P&ID Layout Styles

Grouped Equipment Layout
This layout style emphasizes processing interrelationships between closely associated, often interactive equipment. It is used for plants where several feed/product streams are processed concurrently, such as on-plot process facilities (the major manufacturing areas of plants, as opposed to off-plot, or support, areas), utility generation facilities, water and waste treating facilities, etc. (see Figure 200-3). To keep drawing lengths manageable, the facility is divided into essentially independent functioning elements. For a large processing plant these elements might include furnaces, reactors, distillation columns (towers), compressors, etc., that can be conveniently grouped on separate drawings. On the separate drawings, lines handling lighter products are drawn along the top, lines handling the heavier products along the bottom.

Serial Equipment Layout
This is a convenient layout for plants with a single major process stream that is acted upon sequentially at essentially independent stations, for instance, a packaging plant or production facility (see Figure 200-4). The P&IDs for plants laid out in this style can be many feet long when on a roll or multifold paper. When properly laid out, these may be broken down into individual drawings to more easily fit desktops or for inclusion in record books. Each segment holds usually one, sometimes two processing elements.

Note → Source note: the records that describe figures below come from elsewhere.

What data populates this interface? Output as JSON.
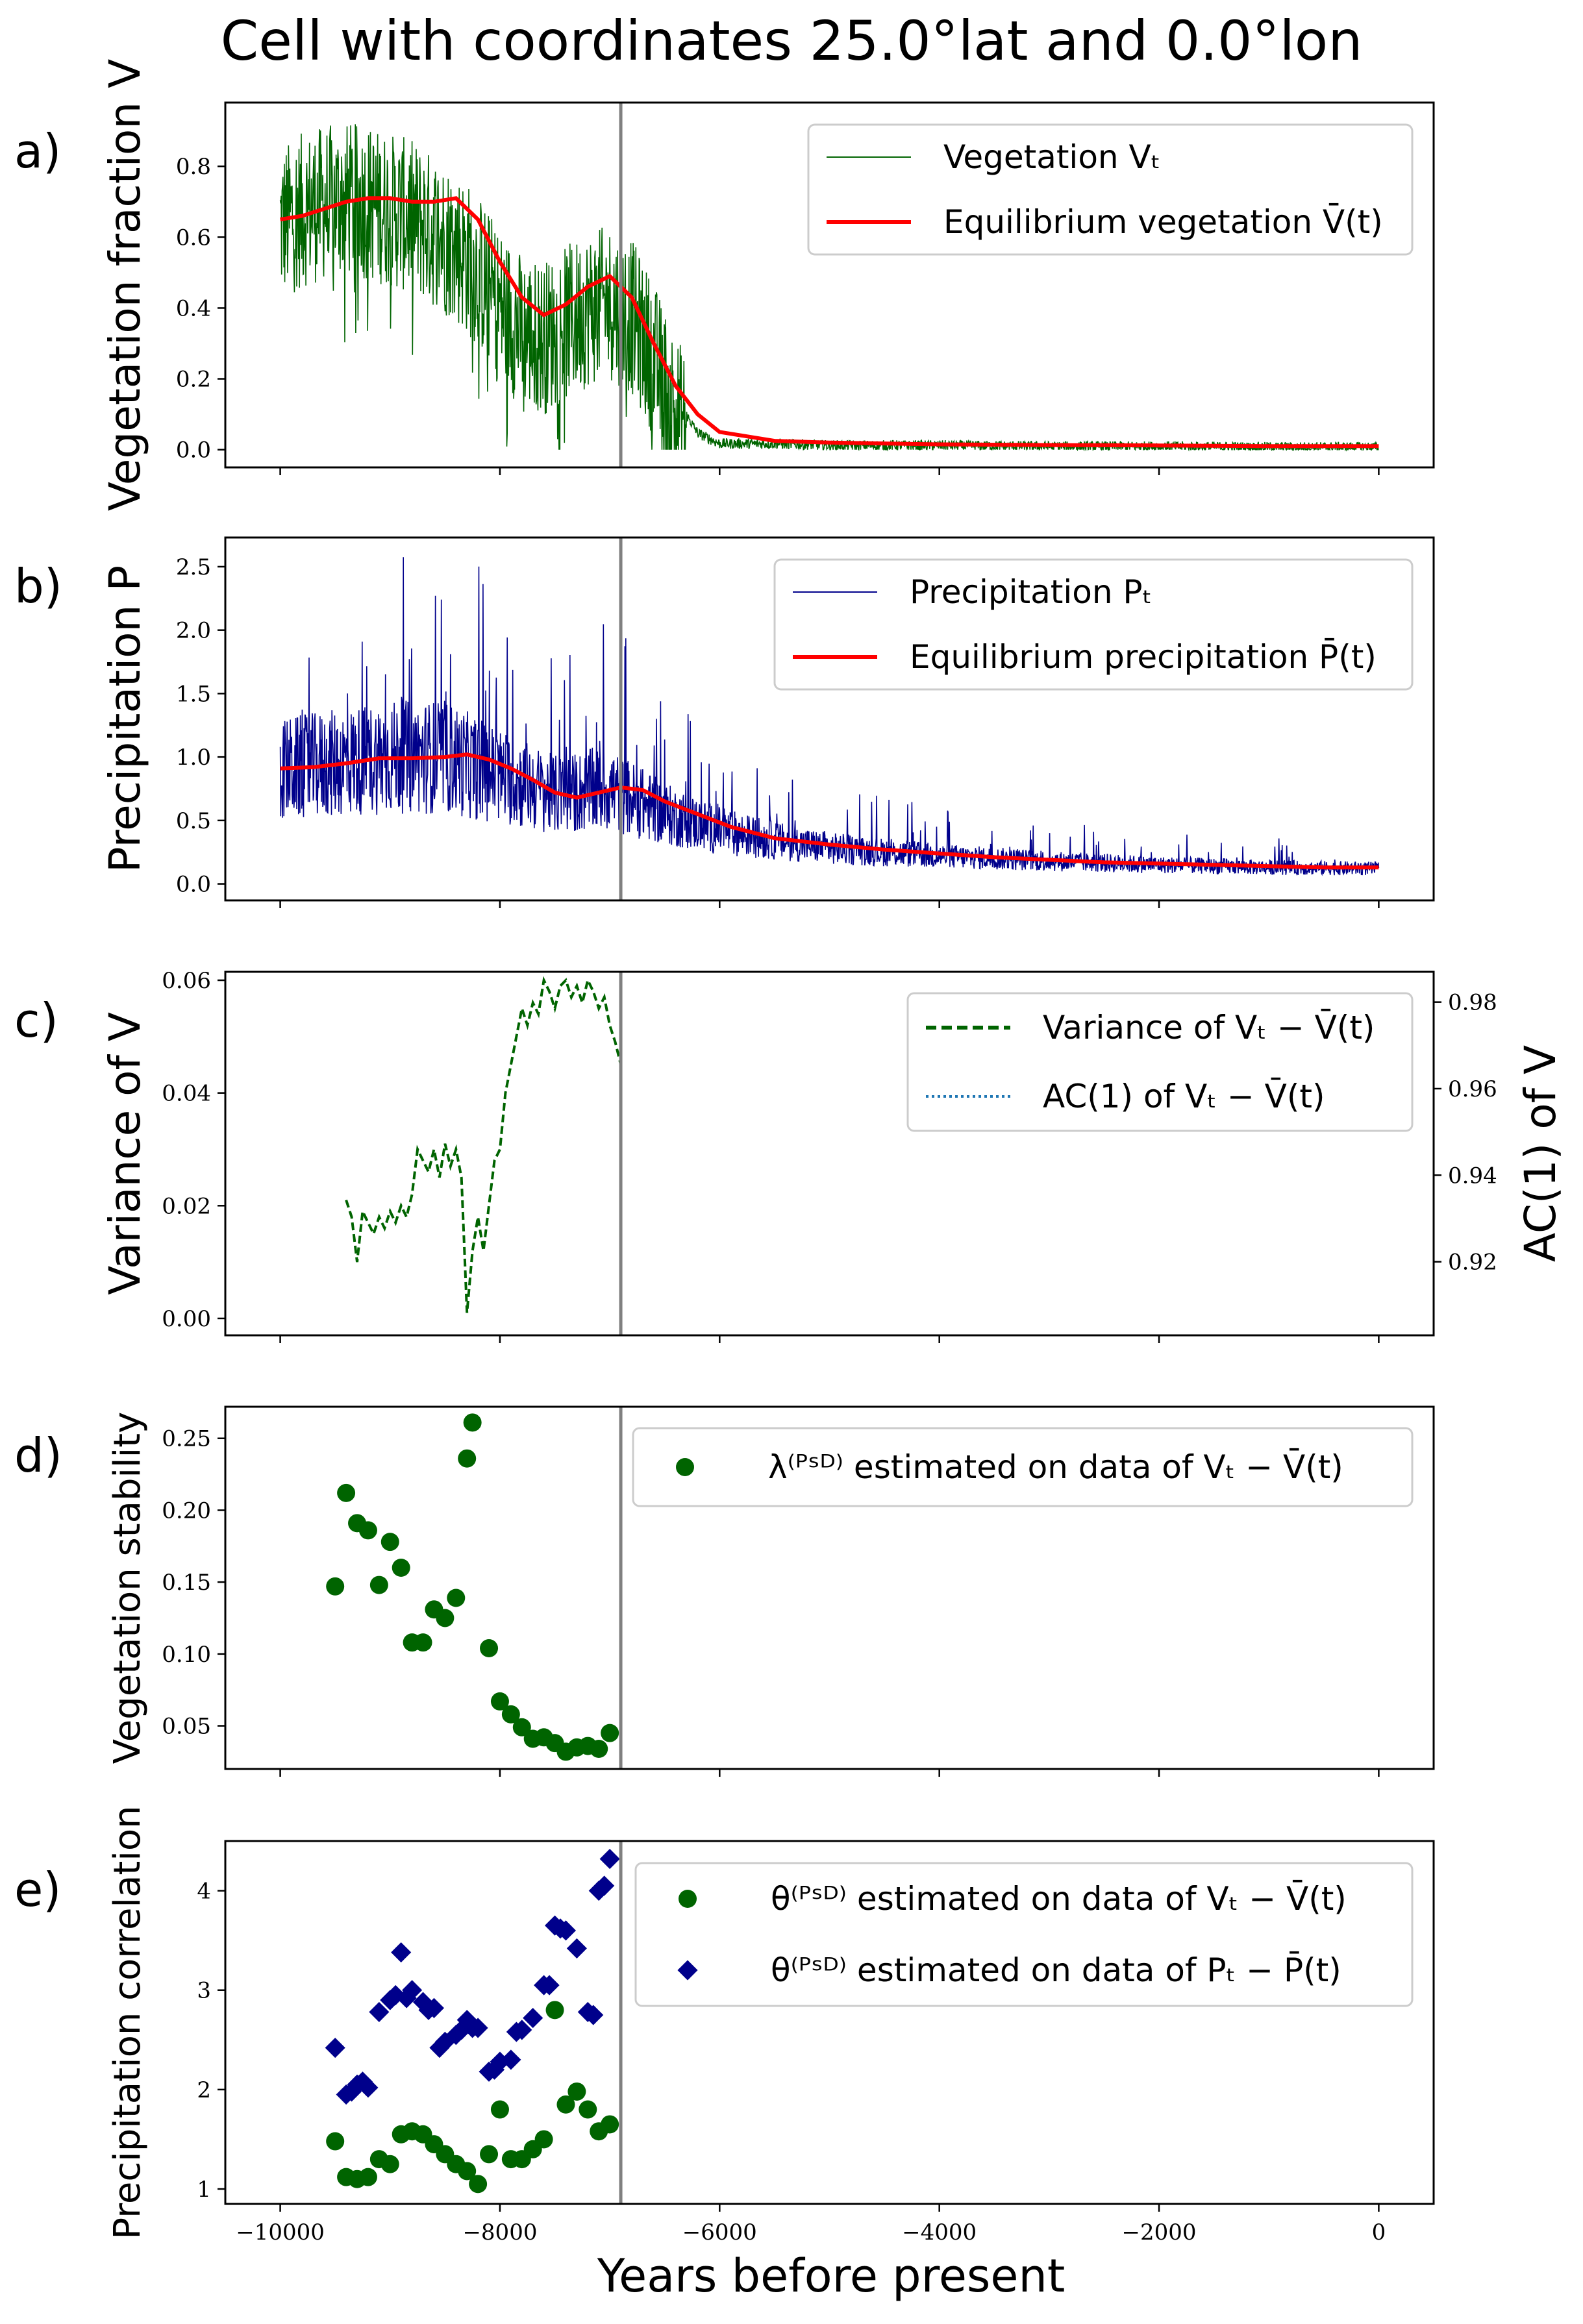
{
  "figure": {
    "title": "Cell with coordinates 25.0°lat and 0.0°lon",
    "xlabel": "Years before present",
    "xticks": [
      "−10000",
      "−8000",
      "−6000",
      "−4000",
      "−2000",
      "0"
    ],
    "event_year": -6900
  },
  "colors": {
    "vegetation": "#006400",
    "precipitation": "#00008b",
    "equilibrium": "#ff0000",
    "ac1": "#1f77b4",
    "event_line": "#808080"
  },
  "panels": {
    "a": {
      "letter": "a)",
      "ylabel": "Vegetation fraction V",
      "yticks": [
        "0.0",
        "0.2",
        "0.4",
        "0.6",
        "0.8"
      ],
      "legend": [
        "Vegetation Vₜ",
        "Equilibrium vegetation V̄(t)"
      ]
    },
    "b": {
      "letter": "b)",
      "ylabel": "Precipitation P",
      "yticks": [
        "0.0",
        "0.5",
        "1.0",
        "1.5",
        "2.0",
        "2.5"
      ],
      "legend": [
        "Precipitation Pₜ",
        "Equilibrium precipitation P̄(t)"
      ]
    },
    "c": {
      "letter": "c)",
      "ylabel": "Variance of V",
      "ylabel_right": "AC(1) of V",
      "yticks": [
        "0.00",
        "0.02",
        "0.04",
        "0.06"
      ],
      "yticks_right": [
        "0.92",
        "0.94",
        "0.96",
        "0.98"
      ],
      "legend": [
        "Variance of Vₜ − V̄(t)",
        "AC(1) of Vₜ − V̄(t)"
      ]
    },
    "d": {
      "letter": "d)",
      "ylabel": "Vegetation stability",
      "yticks": [
        "0.05",
        "0.10",
        "0.15",
        "0.20",
        "0.25"
      ],
      "legend": [
        "λ⁽ᴾˢᴰ⁾ estimated on data of Vₜ − V̄(t)"
      ]
    },
    "e": {
      "letter": "e)",
      "ylabel": "Precipitation correlation",
      "yticks": [
        "1",
        "2",
        "3",
        "4"
      ],
      "legend": [
        "θ⁽ᴾˢᴰ⁾ estimated on data of Vₜ − V̄(t)",
        "θ⁽ᴾˢᴰ⁾ estimated on data of Pₜ − P̄(t)"
      ]
    }
  },
  "chart_data": [
    {
      "type": "line",
      "panel": "a",
      "xlim": [
        -10500,
        500
      ],
      "ylim": [
        -0.05,
        0.98
      ],
      "series": [
        {
          "name": "Vegetation Vₜ",
          "style": "noisy",
          "color": "vegetation",
          "x": [
            -10000,
            -9800,
            -9600,
            -9400,
            -9200,
            -9000,
            -8800,
            -8600,
            -8400,
            -8200,
            -8000,
            -7800,
            -7600,
            -7400,
            -7200,
            -7000,
            -6800,
            -6600,
            -6400,
            -6200,
            -6000,
            -5500,
            -5000,
            -4000,
            -3000,
            -2000,
            -1000,
            0
          ],
          "y": [
            0.68,
            0.72,
            0.74,
            0.75,
            0.74,
            0.72,
            0.7,
            0.66,
            0.62,
            0.55,
            0.45,
            0.38,
            0.36,
            0.4,
            0.44,
            0.46,
            0.42,
            0.3,
            0.15,
            0.05,
            0.02,
            0.02,
            0.015,
            0.015,
            0.012,
            0.012,
            0.01,
            0.01
          ]
        },
        {
          "name": "Equilibrium vegetation V̄(t)",
          "color": "equilibrium",
          "x": [
            -10000,
            -9800,
            -9600,
            -9400,
            -9200,
            -9000,
            -8800,
            -8600,
            -8400,
            -8200,
            -8000,
            -7800,
            -7600,
            -7400,
            -7200,
            -7000,
            -6800,
            -6600,
            -6400,
            -6200,
            -6000,
            -5500,
            -5000,
            -4000,
            -3000,
            -2000,
            -1000,
            0
          ],
          "y": [
            0.65,
            0.66,
            0.68,
            0.7,
            0.71,
            0.71,
            0.7,
            0.7,
            0.71,
            0.65,
            0.53,
            0.43,
            0.38,
            0.41,
            0.46,
            0.49,
            0.43,
            0.3,
            0.18,
            0.1,
            0.05,
            0.025,
            0.02,
            0.015,
            0.013,
            0.012,
            0.01,
            0.01
          ]
        }
      ]
    },
    {
      "type": "line",
      "panel": "b",
      "xlim": [
        -10500,
        500
      ],
      "ylim": [
        -0.13,
        2.73
      ],
      "series": [
        {
          "name": "Precipitation Pₜ",
          "style": "noisy",
          "color": "precipitation",
          "x": [
            -10000,
            -9500,
            -9000,
            -8500,
            -8000,
            -7500,
            -7000,
            -6500,
            -6000,
            -5500,
            -5000,
            -4000,
            -3000,
            -2000,
            -1000,
            0
          ],
          "y": [
            0.9,
            0.95,
            1.0,
            1.0,
            0.85,
            0.7,
            0.75,
            0.55,
            0.42,
            0.34,
            0.28,
            0.22,
            0.18,
            0.15,
            0.13,
            0.12
          ]
        },
        {
          "name": "Equilibrium precipitation P̄(t)",
          "color": "equilibrium",
          "x": [
            -10000,
            -9700,
            -9400,
            -9100,
            -8800,
            -8500,
            -8300,
            -8100,
            -7900,
            -7700,
            -7500,
            -7300,
            -7100,
            -6900,
            -6700,
            -6500,
            -6200,
            -5900,
            -5500,
            -5000,
            -4500,
            -4000,
            -3500,
            -3000,
            -2500,
            -2000,
            -1500,
            -1000,
            -500,
            0
          ],
          "y": [
            0.91,
            0.92,
            0.95,
            0.99,
            0.99,
            1.0,
            1.02,
            0.98,
            0.91,
            0.82,
            0.72,
            0.68,
            0.72,
            0.76,
            0.74,
            0.65,
            0.55,
            0.45,
            0.36,
            0.31,
            0.27,
            0.24,
            0.21,
            0.19,
            0.17,
            0.16,
            0.15,
            0.14,
            0.13,
            0.13
          ]
        }
      ]
    },
    {
      "type": "line",
      "panel": "c",
      "xlim": [
        -10500,
        500
      ],
      "ylim": [
        -0.003,
        0.0615
      ],
      "y2lim": [
        0.903,
        0.987
      ],
      "series": [
        {
          "name": "Variance of Vₜ − V̄(t)",
          "style": "dashed",
          "color": "vegetation",
          "x": [
            -9400,
            -9350,
            -9300,
            -9250,
            -9200,
            -9150,
            -9100,
            -9050,
            -9000,
            -8950,
            -8900,
            -8850,
            -8800,
            -8750,
            -8700,
            -8650,
            -8600,
            -8550,
            -8500,
            -8450,
            -8400,
            -8350,
            -8300,
            -8250,
            -8200,
            -8150,
            -8100,
            -8050,
            -8000,
            -7950,
            -7900,
            -7850,
            -7800,
            -7750,
            -7700,
            -7650,
            -7600,
            -7550,
            -7500,
            -7450,
            -7400,
            -7350,
            -7300,
            -7250,
            -7200,
            -7150,
            -7100,
            -7050,
            -7000,
            -6950,
            -6900
          ],
          "y": [
            0.021,
            0.018,
            0.01,
            0.019,
            0.017,
            0.015,
            0.018,
            0.016,
            0.019,
            0.017,
            0.02,
            0.018,
            0.022,
            0.03,
            0.028,
            0.026,
            0.03,
            0.025,
            0.031,
            0.027,
            0.03,
            0.025,
            0.001,
            0.012,
            0.018,
            0.012,
            0.02,
            0.028,
            0.03,
            0.04,
            0.045,
            0.05,
            0.055,
            0.052,
            0.056,
            0.054,
            0.06,
            0.058,
            0.055,
            0.059,
            0.06,
            0.057,
            0.059,
            0.056,
            0.06,
            0.058,
            0.055,
            0.057,
            0.052,
            0.049,
            0.045
          ]
        },
        {
          "name": "AC(1) of Vₜ − V̄(t)",
          "style": "dotted",
          "color": "ac1",
          "axis": "right",
          "x": [],
          "y": []
        }
      ]
    },
    {
      "type": "scatter",
      "panel": "d",
      "xlim": [
        -10500,
        500
      ],
      "ylim": [
        0.02,
        0.272
      ],
      "series": [
        {
          "name": "λ⁽ᴾˢᴰ⁾ estimated on data of Vₜ − V̄(t)",
          "marker": "circle",
          "color": "vegetation",
          "x": [
            -9500,
            -9400,
            -9300,
            -9200,
            -9100,
            -9000,
            -8900,
            -8800,
            -8700,
            -8600,
            -8500,
            -8400,
            -8300,
            -8250,
            -8100,
            -8000,
            -7900,
            -7800,
            -7700,
            -7600,
            -7500,
            -7400,
            -7300,
            -7200,
            -7100,
            -7000
          ],
          "y": [
            0.147,
            0.212,
            0.191,
            0.186,
            0.148,
            0.178,
            0.16,
            0.108,
            0.108,
            0.131,
            0.125,
            0.139,
            0.236,
            0.261,
            0.104,
            0.067,
            0.058,
            0.049,
            0.041,
            0.042,
            0.038,
            0.032,
            0.035,
            0.036,
            0.034,
            0.045
          ]
        }
      ]
    },
    {
      "type": "scatter",
      "panel": "e",
      "xlim": [
        -10500,
        500
      ],
      "ylim": [
        0.85,
        4.5
      ],
      "series": [
        {
          "name": "θ⁽ᴾˢᴰ⁾ estimated on data of Vₜ − V̄(t)",
          "marker": "circle",
          "color": "vegetation",
          "x": [
            -9500,
            -9400,
            -9300,
            -9200,
            -9100,
            -9000,
            -8900,
            -8800,
            -8700,
            -8600,
            -8500,
            -8400,
            -8300,
            -8200,
            -8100,
            -8000,
            -7900,
            -7800,
            -7700,
            -7600,
            -7500,
            -7400,
            -7300,
            -7200,
            -7100,
            -7000
          ],
          "y": [
            1.48,
            1.12,
            1.1,
            1.12,
            1.3,
            1.25,
            1.55,
            1.58,
            1.55,
            1.45,
            1.35,
            1.25,
            1.18,
            1.05,
            1.35,
            1.8,
            1.3,
            1.3,
            1.4,
            1.5,
            2.8,
            1.85,
            1.98,
            1.8,
            1.58,
            1.65
          ]
        },
        {
          "name": "θ⁽ᴾˢᴰ⁾ estimated on data of Pₜ − P̄(t)",
          "marker": "diamond",
          "color": "precipitation",
          "x": [
            -9500,
            -9400,
            -9350,
            -9300,
            -9250,
            -9200,
            -9100,
            -9000,
            -8950,
            -8900,
            -8850,
            -8800,
            -8700,
            -8650,
            -8600,
            -8550,
            -8500,
            -8400,
            -8350,
            -8300,
            -8250,
            -8200,
            -8100,
            -8050,
            -8000,
            -7900,
            -7850,
            -7800,
            -7700,
            -7600,
            -7550,
            -7500,
            -7450,
            -7400,
            -7300,
            -7200,
            -7150,
            -7100,
            -7050,
            -7000
          ],
          "y": [
            2.42,
            1.95,
            1.98,
            2.05,
            2.08,
            2.02,
            2.78,
            2.9,
            2.95,
            3.38,
            2.92,
            3.0,
            2.88,
            2.8,
            2.82,
            2.42,
            2.48,
            2.55,
            2.6,
            2.7,
            2.62,
            2.62,
            2.18,
            2.2,
            2.28,
            2.3,
            2.58,
            2.6,
            2.72,
            3.05,
            3.05,
            3.65,
            3.62,
            3.6,
            3.42,
            2.78,
            2.75,
            4.0,
            4.05,
            4.32
          ]
        }
      ]
    }
  ]
}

Serial-style P&IDs often have equipment information blocks along the top, process gas, relief, vent and flare headers just below, the equipment in the middle, interconnection lines just below the equipment, and pumps and compressors along the lower edge.

Geographical Layout
This layout is used for collections of independent processing elements that are not linked by process relationships, such as tankfields, utility distribution systems, plot limit manifolds, and interconnection diagrams. A roughly geographical layout is often the most logical way to present them. (See Figure 200-5).